As a matter of fact, I later discovered that I was the one who saw my acts then as tilting towards the engineering career. We all misinterpreted it. It was a lead to art inclination in me. I did not miss leaving that workshop one day and I have enjoyed myself up till now. I don’t think I could be this famous if I were an engineer.
Your wife appears younger than you. Where is she from?
Well, yes, but we are in love and we have actually become age mates. Love, as we all know, does not discriminate. She is from Badagry in Lagos State.
Tell us how you met and what the attraction was?
I met her when I came back from America. I was working at the Department of Dramatic Arts when suddenly, I ran into her. Somehow, I was very angry at talking or having an affair with her but she was different. I had a lot of them, coming to visit me in my house but the first day she got there, she showed her uniqueness, all the leftover plates that other girls used, she washed without showing any hard feeling. I was surprised that a young lady like her could do all these. She didn’t even eat out of what she cooked. She cleaned the whole living room and the entire house. When she was coming the second time, she insisted on stocking the house with all the necessary foodstuff and the like. As far as she believed, we were wasting all our money on irrelevant things. She was not only furious about her findings in my kitchen, she was disappointed. She only found cartons of beer, empty crates of soft-drinks and containers. There was nothing inside. The Saturday after, she forced me to the market, bought some foodstuff and cooked soup and food for us to eat. She doesn’t eat outside, that was her reason and so, we went to the market and before I could mention Jack Robinson, we had bought stove, gas cooker and even fridge which only cost about N13, 000 in those days. I am talking about 1983. From then on, my house took a new shape, it became a place where I could come back to eat, have clean and already boiled water to drink and my life generally took a better turn. I thought this was getting serious and was actually helpless. That was how I got trapped. It was like caging a lion. She was so special. Even when other girls were inviting her out to the club, she would not listen. Eventually she was the one that stayed.

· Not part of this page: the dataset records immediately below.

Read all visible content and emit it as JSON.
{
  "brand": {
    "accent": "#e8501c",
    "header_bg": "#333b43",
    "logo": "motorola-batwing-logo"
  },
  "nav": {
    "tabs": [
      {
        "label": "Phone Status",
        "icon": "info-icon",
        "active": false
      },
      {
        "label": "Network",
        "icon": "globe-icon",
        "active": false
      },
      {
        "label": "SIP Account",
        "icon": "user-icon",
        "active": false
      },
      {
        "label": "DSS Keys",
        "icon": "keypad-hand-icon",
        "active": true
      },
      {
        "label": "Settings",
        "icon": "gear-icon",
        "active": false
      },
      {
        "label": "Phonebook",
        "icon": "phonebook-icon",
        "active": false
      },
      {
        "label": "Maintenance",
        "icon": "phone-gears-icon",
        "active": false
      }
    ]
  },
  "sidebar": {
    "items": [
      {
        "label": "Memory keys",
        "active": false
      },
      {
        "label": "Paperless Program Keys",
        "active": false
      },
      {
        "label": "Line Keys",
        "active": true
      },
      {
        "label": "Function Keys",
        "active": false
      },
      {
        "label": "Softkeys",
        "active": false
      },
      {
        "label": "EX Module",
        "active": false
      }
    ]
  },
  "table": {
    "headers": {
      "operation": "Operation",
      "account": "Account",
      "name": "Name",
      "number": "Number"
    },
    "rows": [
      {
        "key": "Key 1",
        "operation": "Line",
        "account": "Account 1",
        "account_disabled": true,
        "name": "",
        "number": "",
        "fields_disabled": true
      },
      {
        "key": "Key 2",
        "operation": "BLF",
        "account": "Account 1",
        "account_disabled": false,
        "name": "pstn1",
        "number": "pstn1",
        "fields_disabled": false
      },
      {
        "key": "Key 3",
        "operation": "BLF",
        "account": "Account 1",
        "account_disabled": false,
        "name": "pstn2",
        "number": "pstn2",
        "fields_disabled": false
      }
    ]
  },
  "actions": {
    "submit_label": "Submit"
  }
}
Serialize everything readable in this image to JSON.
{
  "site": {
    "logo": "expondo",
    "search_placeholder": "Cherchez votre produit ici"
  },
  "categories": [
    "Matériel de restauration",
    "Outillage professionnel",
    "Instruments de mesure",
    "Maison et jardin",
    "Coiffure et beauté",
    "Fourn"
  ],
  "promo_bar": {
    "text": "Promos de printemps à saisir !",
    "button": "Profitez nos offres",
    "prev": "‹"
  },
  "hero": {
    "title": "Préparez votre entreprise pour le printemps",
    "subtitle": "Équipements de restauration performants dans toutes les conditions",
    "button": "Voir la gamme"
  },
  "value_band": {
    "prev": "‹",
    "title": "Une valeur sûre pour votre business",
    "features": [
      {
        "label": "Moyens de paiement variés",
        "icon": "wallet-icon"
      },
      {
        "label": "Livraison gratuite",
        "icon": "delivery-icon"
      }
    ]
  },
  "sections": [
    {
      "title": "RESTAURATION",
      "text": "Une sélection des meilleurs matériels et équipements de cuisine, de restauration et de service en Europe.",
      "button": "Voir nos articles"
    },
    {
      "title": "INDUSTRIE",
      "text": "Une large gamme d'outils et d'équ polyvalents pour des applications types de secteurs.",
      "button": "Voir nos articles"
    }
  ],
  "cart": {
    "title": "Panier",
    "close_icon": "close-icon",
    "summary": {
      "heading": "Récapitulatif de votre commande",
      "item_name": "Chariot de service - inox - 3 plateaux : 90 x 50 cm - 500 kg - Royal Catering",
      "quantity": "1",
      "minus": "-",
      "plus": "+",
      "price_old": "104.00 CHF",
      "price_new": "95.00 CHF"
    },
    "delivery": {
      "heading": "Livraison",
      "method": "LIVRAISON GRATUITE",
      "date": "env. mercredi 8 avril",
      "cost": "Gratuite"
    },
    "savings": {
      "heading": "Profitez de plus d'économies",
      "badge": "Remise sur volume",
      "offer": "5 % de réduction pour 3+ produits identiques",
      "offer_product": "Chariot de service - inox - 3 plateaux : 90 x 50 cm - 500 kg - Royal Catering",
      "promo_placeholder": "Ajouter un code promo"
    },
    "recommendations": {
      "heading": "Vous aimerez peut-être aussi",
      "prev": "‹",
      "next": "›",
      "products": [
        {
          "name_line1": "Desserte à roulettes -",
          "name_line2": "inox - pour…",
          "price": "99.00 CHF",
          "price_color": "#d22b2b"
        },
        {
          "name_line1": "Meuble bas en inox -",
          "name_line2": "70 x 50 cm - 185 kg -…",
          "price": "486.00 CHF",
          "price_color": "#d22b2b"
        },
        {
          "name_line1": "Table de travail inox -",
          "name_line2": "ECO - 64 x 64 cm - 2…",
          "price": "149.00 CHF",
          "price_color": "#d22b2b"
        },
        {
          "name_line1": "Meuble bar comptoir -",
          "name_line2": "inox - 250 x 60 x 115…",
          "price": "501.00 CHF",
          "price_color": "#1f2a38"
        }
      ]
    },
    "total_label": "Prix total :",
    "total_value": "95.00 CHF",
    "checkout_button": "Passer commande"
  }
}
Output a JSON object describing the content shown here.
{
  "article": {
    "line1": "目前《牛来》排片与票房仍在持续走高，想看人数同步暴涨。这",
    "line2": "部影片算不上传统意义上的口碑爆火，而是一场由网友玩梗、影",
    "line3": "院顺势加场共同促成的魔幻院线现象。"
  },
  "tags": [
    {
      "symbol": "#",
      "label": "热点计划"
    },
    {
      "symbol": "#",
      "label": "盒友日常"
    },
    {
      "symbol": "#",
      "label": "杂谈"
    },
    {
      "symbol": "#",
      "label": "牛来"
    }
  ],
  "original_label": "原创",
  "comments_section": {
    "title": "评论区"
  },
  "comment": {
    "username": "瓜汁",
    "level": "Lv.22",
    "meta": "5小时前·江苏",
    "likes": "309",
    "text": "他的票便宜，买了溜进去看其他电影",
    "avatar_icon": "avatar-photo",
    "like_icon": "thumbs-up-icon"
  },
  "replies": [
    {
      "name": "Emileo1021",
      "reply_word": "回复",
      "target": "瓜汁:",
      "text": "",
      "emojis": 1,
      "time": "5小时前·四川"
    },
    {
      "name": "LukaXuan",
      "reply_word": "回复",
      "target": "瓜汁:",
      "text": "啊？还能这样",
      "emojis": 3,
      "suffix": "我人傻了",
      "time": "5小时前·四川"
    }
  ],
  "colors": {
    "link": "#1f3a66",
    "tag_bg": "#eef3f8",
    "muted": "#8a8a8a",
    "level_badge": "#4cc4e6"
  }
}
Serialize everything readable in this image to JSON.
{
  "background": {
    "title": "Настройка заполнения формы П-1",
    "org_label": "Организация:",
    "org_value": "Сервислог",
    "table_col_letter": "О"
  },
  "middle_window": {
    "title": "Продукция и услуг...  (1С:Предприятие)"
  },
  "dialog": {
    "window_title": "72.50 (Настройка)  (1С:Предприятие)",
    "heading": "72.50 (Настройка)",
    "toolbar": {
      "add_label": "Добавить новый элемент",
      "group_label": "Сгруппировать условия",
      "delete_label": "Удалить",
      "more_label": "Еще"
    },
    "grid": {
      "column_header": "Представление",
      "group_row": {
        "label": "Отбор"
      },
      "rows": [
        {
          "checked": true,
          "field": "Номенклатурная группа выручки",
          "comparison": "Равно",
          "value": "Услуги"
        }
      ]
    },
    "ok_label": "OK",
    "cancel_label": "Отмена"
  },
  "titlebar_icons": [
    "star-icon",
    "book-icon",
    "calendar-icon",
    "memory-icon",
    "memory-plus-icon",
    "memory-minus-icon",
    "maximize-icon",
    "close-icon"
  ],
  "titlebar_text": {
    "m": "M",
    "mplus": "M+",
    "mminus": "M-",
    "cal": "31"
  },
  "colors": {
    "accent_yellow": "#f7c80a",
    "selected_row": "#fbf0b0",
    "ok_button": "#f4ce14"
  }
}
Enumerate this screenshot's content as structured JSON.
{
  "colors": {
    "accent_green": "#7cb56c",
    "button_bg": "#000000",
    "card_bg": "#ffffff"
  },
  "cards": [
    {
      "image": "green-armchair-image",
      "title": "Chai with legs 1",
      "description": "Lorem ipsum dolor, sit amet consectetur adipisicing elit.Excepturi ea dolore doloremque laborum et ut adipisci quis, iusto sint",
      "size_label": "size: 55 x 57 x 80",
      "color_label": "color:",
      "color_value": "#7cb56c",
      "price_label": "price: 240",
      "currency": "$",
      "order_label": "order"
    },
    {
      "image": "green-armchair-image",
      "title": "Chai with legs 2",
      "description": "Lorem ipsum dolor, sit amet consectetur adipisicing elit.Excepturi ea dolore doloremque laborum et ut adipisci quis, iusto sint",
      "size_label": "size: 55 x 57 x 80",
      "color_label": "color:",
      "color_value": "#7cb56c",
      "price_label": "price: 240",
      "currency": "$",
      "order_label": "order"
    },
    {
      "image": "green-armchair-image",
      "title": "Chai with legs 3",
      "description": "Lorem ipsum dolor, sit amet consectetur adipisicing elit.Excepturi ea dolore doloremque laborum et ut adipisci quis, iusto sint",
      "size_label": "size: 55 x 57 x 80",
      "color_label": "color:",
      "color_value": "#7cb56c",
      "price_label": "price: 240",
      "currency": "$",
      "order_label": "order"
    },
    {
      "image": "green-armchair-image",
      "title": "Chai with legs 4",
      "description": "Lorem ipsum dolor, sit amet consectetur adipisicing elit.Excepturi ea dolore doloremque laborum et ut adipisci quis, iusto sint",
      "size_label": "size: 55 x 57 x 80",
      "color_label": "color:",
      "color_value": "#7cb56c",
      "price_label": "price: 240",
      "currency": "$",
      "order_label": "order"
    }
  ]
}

How has the journey been since?
I must tell you, it has been wonderful. I thank God for giving me someone like her. I wonder how life would have been without her. She is patient and ready to live with my faults. We are like a brother and sister.
Do you think Nigerian government sees the youths as their future leaders?
But they have always said it time after time and we all grew to be familiar with the statement that the youths are the future hopes of a nation. Aren’t they?
How do you think these youths can be helped?
The nation’s youth, like we have in all other developing countries are to be treated equally as the nation’s investment. It is not supposed to be some set of youths. It should be all of them. It boils down to the same story of corruption that has eaten deep into the skin of the nation. The corruption we are talking about here is everywhere and that is why everyone keeps thinking of himself alone. No one is seeing the other or his neighbour as his brother and so no one cares about what happens to the other. Amazingly, the youths that are not catered for by the government are always remembered when it is time for political rallies, campaigns and violence. It is so sad. And you see, these youths are helpless. They jump at such offers because they see it as an opportunity for them to partake in the popular say of ‘national cake’. This should not be so. Government should make adequate provision and preparations for the future of the country by investing in the youths and nurturing all our resources.